Regisseur und Drehbuchautor Nils Willbrandt, auf dessen Konto weitere "Polizeiruf"-Folgen ("Falscher Vater", "Zwei Brüder") und mehrere "Tatort"-Folgen ("Leben gegen Leben", "Borowski und das leere Zimmer") gehen, hat um den Toten in der Bahn ein Netz aus gescheiterten und schrägen Existenzen gestrickt. Nicht nur Ruhlers Vorleben ist Teil der Geschichte, auch die zerrüttete Familie des 15-Jährigen spielt eine entscheidende Rolle.

Da ist Lukas´ kriminelle Schwester, deren ebenfalls krimineller Freund und ein missglückter Deal um ein Computerprogramm, mit dem man die Wegfahrsperren von Autos außer Kraft setzen und den Weg für Diebe freimachen kann. Viele Handlungsstränge, an deren Zusammenfügen sich Brasch, Drexler und ihr übermotivierter Kollege Mautz (Steve Windolf) die Zähne ausbeißen. Schnell gerät die eigentliche Aufklärung des Mordes in der Tram zur Nebensache. Ermittler und Zuschauer sind schwer damit beschäftigt, die einzelnen Personen und ihre Beziehungen im Kontext zu ordnen.
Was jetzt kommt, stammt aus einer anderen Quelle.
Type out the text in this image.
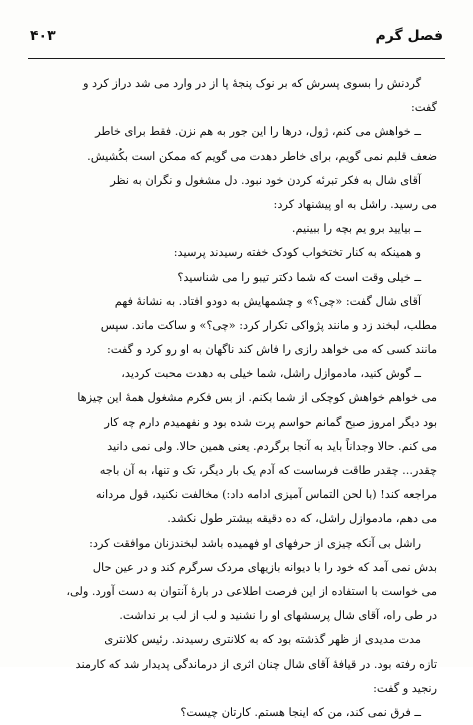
فصل گرم
۴۰۳
گردنش را بسوی پسرش که بر نوک پنجهٔ پا از در وارد می شد دراز کرد و
گفت:
ــ خواهش می کنم، ژول، درها را این جور به هم نزن. فقط برای خاطر
ضعف قلبم نمی گویم، برای خاطر دهدت می گویم که ممکن است بکُشیش.
آقای شال به فکر تبرئه کردن خود نبود. دل مشغول و نگران به نظر
می رسید. راشل به او پیشنهاد کرد:
ــ بیایید برو یم بچه را ببینیم.
و همینکه به کنار تختخواب کودک خفته رسیدند پرسید:
ــ خیلی وقت است که شما دکتر تیبو را می شناسید؟
آقای شال گفت: «چی؟» و چشمهایش به دودو افتاد. به نشانهٔ فهم
مطلب، لبخند زد و مانند پژواکی تکرار کرد: «چی؟» و ساکت ماند. سپس
مانند کسی که می خواهد رازی را فاش کند ناگهان به او رو کرد و گفت:
ــ گوش کنید، مادموازل راشل، شما خیلی به دهدت محبت کردید،
می خواهم خواهش کوچکی از شما بکنم. از بس فکرم مشغول همهٔ این چیزها
بود دیگر امروز صبح گمانم حواسم پرت شده بود و نفهمیدم دارم چه کار
می کنم. حالا وجداناً باید به آنجا برگردم. یعنی همین حالا. ولی نمی دانید
چقدر... چقدر طاقت فرساست که آدم یک بار دیگر، تک و تنها، به آن باجه
مراجعه کند! (با لحن التماس آمیزی ادامه داد:) مخالفت نکنید، قول مردانه
می دهم، مادموازل راشل، که ده دقیقه بیشتر طول نکشد.
راشل بی آنکه چیزی از حرفهای او فهمیده باشد لبخندزنان موافقت کرد:
بدش نمی آمد که خود را با دیوانه بازیهای مردک سرگرم کند و در عین حال
می خواست با استفاده از این فرصت اطلاعی در بارهٔ آنتوان به دست آورد. ولی،
در طی راه، آقای شال پرسشهای او را نشنید و لب از لب بر نداشت.
مدت مدیدی از ظهر گذشته بود که به کلانتری رسیدند. رئیس کلانتری
تازه رفته بود. در قیافهٔ آقای شال چنان اثری از درماندگی پدیدار شد که کارمند
رنجید و گفت:
ــ فرق نمی کند، من که اینجا هستم. کارتان چیست؟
Figuren der Kommissare werden klarer gezeichnet

Doch der zweite "Polizeiruf 110" aus Magdeburg ist auch dazu da, die Figuren der Hauptkommissare klarer zu zeichnen. Und das gelingt. Der Zuschauer lernt Drexlers Tochter Maria kennen und sieht, wie Brasch weiter um die Liebe ihres rechtsradikalen, inhaftierten Sohns Andi aus der Debütfolge "Der verlorene Sohn" kämpft. Und es gibt Schmunzler. Als Drexler stoisch versucht, sein Auto zu starten, fragt eine schnippische Brasch auf dem Beifahrersitz: "Was machen sie eigentlich, wenn sie jemanden verfolgen müssen?" Er antwortet: "Dann verfolge ich ihn."

"Abwärts" ist ein Winterkrimi mitten im Sommer, bei dem viel Kunstschnee zum Einsatz kommt. Mit ihm möchte der MDR an den Erfolg des Erstlingswerks anknüpfen, das im Oktober des Vorjahres 8,59 Millionen Menschen gesehen hatten.